One or more selector functions to scale variables for this step. See recipes::selections() for more details.

df

a data frame that contains the population data to be used for inverting the existing scaling.

by

A (possibly named) character vector of variables to join by.

If NULL, the default, the function will try to infer a reasonable set of columns. First, it will try to join by all variables in the test data with roles "geo_value", "key", or "time_value" that also appear in df; these roles are automatically set if you are using an epi_df, or you can use, e.g., update_role. If no such roles are set, it will try to perform a natural join, using variables in common between the training/test data and population data.

If columns in the training/testing data and df have the same name (and aren't included in by), a .df suffix is added to the one from the user-provided data to disambiguate.

To join by different variables on the epi_df and df, use a named vector. For example, by = c("geo_value" = "states") will match epi_df$geo_value to df$states. To join by multiple variables, use a vector with length > 1. For example, by = c("geo_value" = "states", "county" = "county") will match epi_df$geo_value to df$states and epi_df$county to df$county.
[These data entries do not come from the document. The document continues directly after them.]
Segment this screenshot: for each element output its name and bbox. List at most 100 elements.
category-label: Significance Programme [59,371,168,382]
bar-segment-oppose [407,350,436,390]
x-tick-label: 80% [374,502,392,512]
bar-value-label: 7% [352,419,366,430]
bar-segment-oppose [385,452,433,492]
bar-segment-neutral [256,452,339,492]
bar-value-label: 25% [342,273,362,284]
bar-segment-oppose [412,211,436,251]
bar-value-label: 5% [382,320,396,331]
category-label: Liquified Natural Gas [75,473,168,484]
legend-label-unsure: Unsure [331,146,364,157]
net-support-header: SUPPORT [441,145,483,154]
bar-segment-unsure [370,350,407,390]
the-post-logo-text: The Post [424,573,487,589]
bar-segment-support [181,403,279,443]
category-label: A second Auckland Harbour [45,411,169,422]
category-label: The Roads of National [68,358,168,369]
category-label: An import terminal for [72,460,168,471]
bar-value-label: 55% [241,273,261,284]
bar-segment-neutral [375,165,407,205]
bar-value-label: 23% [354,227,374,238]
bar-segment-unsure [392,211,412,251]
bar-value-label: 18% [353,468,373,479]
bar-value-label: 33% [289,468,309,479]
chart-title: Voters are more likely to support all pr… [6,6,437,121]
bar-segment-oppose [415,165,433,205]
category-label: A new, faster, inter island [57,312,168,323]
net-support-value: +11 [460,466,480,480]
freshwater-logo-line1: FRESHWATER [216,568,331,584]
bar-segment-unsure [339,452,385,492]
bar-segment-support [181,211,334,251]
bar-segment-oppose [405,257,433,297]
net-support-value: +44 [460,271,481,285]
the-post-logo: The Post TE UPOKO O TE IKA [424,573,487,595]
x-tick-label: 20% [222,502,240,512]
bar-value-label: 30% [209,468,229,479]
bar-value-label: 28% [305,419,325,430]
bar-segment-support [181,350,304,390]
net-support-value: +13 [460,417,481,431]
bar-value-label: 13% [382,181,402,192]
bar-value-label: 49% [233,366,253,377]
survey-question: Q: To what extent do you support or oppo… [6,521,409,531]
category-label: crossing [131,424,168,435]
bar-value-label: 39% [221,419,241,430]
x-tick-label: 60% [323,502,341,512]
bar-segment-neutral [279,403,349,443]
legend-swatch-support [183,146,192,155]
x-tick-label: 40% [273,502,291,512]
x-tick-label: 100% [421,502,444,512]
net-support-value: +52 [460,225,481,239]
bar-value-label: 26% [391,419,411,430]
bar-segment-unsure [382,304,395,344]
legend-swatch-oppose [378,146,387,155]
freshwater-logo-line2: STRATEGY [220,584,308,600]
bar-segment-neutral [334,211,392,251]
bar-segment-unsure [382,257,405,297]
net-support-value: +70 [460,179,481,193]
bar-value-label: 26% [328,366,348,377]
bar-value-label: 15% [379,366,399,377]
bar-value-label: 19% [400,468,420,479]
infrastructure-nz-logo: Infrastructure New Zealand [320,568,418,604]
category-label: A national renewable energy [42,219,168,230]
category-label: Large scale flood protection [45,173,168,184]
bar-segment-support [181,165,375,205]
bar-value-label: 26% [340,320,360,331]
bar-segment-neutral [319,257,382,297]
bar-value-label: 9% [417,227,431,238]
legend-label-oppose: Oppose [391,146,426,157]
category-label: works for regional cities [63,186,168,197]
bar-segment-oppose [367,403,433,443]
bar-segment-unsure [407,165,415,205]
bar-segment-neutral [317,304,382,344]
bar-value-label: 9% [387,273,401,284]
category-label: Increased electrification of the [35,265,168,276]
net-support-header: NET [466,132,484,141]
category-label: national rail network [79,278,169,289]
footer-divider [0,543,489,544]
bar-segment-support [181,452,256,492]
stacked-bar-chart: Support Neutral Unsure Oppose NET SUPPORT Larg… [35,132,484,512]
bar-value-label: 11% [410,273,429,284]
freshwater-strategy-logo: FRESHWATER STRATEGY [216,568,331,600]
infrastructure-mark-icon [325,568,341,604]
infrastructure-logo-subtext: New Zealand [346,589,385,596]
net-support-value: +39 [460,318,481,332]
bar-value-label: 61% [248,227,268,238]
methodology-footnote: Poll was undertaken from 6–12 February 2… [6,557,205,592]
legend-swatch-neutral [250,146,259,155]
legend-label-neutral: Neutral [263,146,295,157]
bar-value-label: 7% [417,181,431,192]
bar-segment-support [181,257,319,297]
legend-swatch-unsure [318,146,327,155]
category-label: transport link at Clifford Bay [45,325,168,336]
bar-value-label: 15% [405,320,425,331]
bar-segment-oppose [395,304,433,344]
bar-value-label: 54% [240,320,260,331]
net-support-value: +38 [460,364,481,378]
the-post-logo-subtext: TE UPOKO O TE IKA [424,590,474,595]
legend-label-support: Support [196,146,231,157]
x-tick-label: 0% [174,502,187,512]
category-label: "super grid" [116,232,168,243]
See dplyr::left_join() for more details.

df_pop_col

the name of the column in the data frame df that contains the population data and used for scaling.

rate_rescaling

Sometimes rates are "per 100K" or "per 1M" rather than "per person". Adjustments can be made here. For example, if the original rate is "per 100K", then set rate_rescaling = 1e5 to get counts back.

create_new

TRUE to create a new column and keep the original column in the epi_df.

suffix

a character. The suffix added to the column name if create_new = TRUE. Default to "_scaled".

id

a random id string

Value

an updated frosting postprocessor

Examples

library(dplyr)
jhu <- epidatasets::cases_deaths_subset %>%
  filter(time_value > "2021-11-01", geo_value %in% c("ca", "ny")) %>%
  select(geo_value, time_value, cases)

pop_data <- data.frame(states = c("ca", "ny"), value = c(20000, 30000))

r <- epi_recipe(jhu) %>%
  step_population_scaling(
    df = pop_data,
    df_pop_col = "value",
    by = c("geo_value" = "states"),
    cases, suffix = "_scaled"
  ) %>%
  step_epi_lag(cases_scaled, lag = c(0, 7, 14)) %>%
  step_epi_ahead(cases_scaled, ahead = 7, role = "outcome") %>%
  step_epi_naomit()

f <- frosting() %>%
  layer_predict() %>%
  layer_threshold(.pred) %>%
  layer_naomit(.pred) %>%
  layer_population_scaling(.pred,
    df = pop_data,
    by = c("geo_value" = "states"),
    df_pop_col = "value"
  )

wf <- epi_workflow(r, linear_reg()) %>%
  fit(jhu) %>%
  add_frosting(f)

forecast(wf)
#> An `epi_df` object, 2 x 4 with metadata:
#> * geo_type  = state
#> * time_type = day
#> * other_keys = geo_value, time_value
#> * as_of     = 2024-03-20
#> 
#> # A tibble: 2 × 4
#>   geo_value time_value .pred .pred_scaled
#> * <chr>     <date>     <dbl>        <dbl>
#> 1 ca        2021-12-31  4.25       84938.
#> 2 ny        2021-12-31  5.93      177766.